With this method, you can understand all of the variables that will be applied to hosts in the database group by viewing the group_vars/database/vars file. The sensitive parts will be obscured by the Jinja2 templating. The group_vars/database/vault only needs to be opened when the values themselves need to be viewed or changed.

14.8 You can check to make sure that all of the mysql_* variables are still correctly applied using the same method as last time.

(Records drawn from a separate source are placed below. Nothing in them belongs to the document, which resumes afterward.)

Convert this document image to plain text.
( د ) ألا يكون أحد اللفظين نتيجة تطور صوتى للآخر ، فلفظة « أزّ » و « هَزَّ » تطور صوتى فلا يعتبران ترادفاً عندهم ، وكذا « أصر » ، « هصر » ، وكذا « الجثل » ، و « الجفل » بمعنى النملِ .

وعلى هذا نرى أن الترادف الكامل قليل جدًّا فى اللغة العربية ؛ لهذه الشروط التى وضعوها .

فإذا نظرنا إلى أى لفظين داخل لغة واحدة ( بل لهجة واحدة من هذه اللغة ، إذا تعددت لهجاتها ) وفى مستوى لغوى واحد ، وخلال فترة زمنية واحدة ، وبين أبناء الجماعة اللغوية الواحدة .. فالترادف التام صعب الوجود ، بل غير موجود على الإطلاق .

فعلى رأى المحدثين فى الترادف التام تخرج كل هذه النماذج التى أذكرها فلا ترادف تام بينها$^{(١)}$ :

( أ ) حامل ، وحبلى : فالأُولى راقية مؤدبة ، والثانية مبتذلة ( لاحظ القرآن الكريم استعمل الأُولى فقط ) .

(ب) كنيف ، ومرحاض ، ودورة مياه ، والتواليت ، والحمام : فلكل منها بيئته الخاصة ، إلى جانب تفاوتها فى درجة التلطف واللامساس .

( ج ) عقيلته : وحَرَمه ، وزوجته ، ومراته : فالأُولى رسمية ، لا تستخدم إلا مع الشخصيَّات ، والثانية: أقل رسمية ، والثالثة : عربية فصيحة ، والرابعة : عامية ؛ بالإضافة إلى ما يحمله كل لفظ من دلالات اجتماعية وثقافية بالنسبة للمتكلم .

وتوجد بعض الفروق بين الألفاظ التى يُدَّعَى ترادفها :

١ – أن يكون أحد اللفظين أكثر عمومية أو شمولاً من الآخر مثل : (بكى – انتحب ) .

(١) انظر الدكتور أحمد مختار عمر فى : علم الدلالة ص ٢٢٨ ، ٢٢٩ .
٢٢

ansible -m debug -a 'var=hostvars[inventory_hostname]' database

Output:

localhost | SUCCESS => {
    "hostvars[inventory_hostname]": {
        "ansible_check_mode": false,
        "ansible_connection": "local",
        "ansible_diff_mode": false,
        "ansible_facts": {},
        "ansible_forks": 5,
        "ansible_inventory_sources": [
            "/root/test-ansible-vault/hosts"
        ],
        "ansible_playbook_python": "/usr/bin/python2",
        "ansible_verbosity": 0,
        "ansible_version": {
            "full": "2.6.1",
            "major": 2,
            "minor": 6,
            "revision": 1,
            "string": "2.6.1"
        },
        "group_names": [
            "database"
        ],
        "groups": {
            "all": [
                "localhost"
            ],
            "database": [
                "localhost"
            ],
            "ungrouped": []
        },
        "inventory_dir": "/root/test-ansible-vault",
        "inventory_file": "/root/test-ansible-vault/hosts",
        "inventory_hostname": "localhost",
        "inventory_hostname_short": "localhost",
        "mysql_host": "10.0.0.3",
        "mysql_password": "{{ vault_mysql_password }}",
        "mysql_port": 3306,
        "mysql_user": "fred",
        "omit": "__omit_place_holder__988df6642d052dadf03ab02b114fbea605ed6ef6",
        "playbook_dir": "/root/test-ansible-vault",
        "vault_mysql_password": "supersecretpassword"
    }
}

Both the vault_mysql_password and the mysql_password are accessible. This duplication is harmless and will not affect your use of this system.

14.9 Exit from the pod18-master.origin.com node to be reset from vault:

exit

Output:

logout
Connection to pod18-master.origin.com closed.